= George Jarvis (Philhellene) =

First of American Philhellenes who took part in the Greek Revolution

George Jarvis (1797–1828) was the first American Philhellene, who took part in the Greek Revolution.

==Biography==
George Jarvis, born in Altona (today a western borough of Hamburg) was the son of Benjamin Jarvis, an American diplomat on assignment in Europe. While Jarvis was a student in a German university, he was fired by enthusiasm for the Greek Revolution. Jarvis sailed for Greece with Frank Abney Hastings, a Royal Navy officer, arriving on the island of Hydra on April 3.

Jarvis serving as an officer in the Greek Navy from 1822 to 1824 with Manolis Tobazis, a captain and shipowner from Hydra.

Jarvis was a true philhellene who endangered his life to come to the aid of Greece and her people. Upon his arrival in Greece in 1822 he put the "fustanella" (uniform of the Greek fighter), he taught himself to read and write Greek and thereafter Greek fighters call him Captain "George Zervas or Zervos, the American".

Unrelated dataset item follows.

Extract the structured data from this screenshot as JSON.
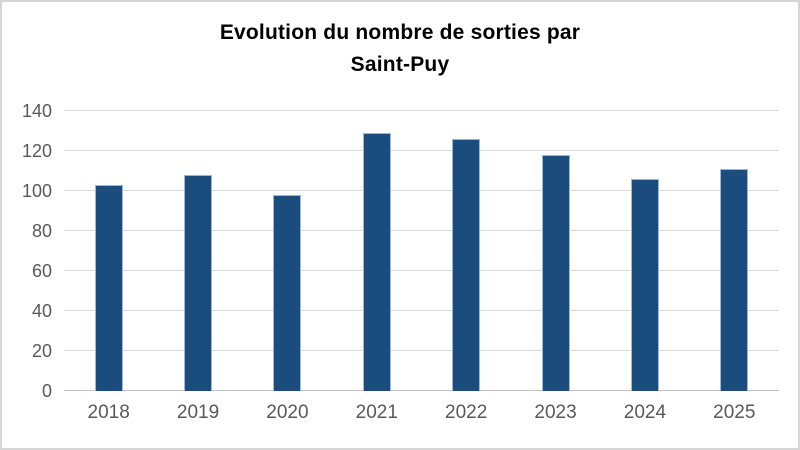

After Lord Byron's arrival in Greece, Jarvis left Hydra for the town of Missolonghi, in western Central Greece, and served as Lord Byron's adjutant until his death on April 18, 1824. Under guidance of Greek engineer M. Kokkinis he also helped fortify both Missolonghi and the island of Aitoliko. In August 1824 under Alexandros Mavrokordatos's leadership, he took part in the expedition to the northern Turkish strongholds of Kravassaras (Amfilochia) and Makrynoros, in the province of Epirus.

During the invasion of the Morea by Ibrahim Pasha of Egypt, he assumed the expenses for the 45 soldiers sent to Methoni. From 1827 until his death on August 11, 1828, Jarvis along with Samuel Gridley Howe and Jonathan Peckham Miller, as members of the philhellenic committee of America, continued to contribute by distributing much needed medication, clothing and food to Greek population who had suffered during this time. George Jarvis died on August 11, 1828, most probably from tetanus or typhus. He was buried within the premises of Agios Ioannis church in the city of Argos, with the rank of lieutenant general.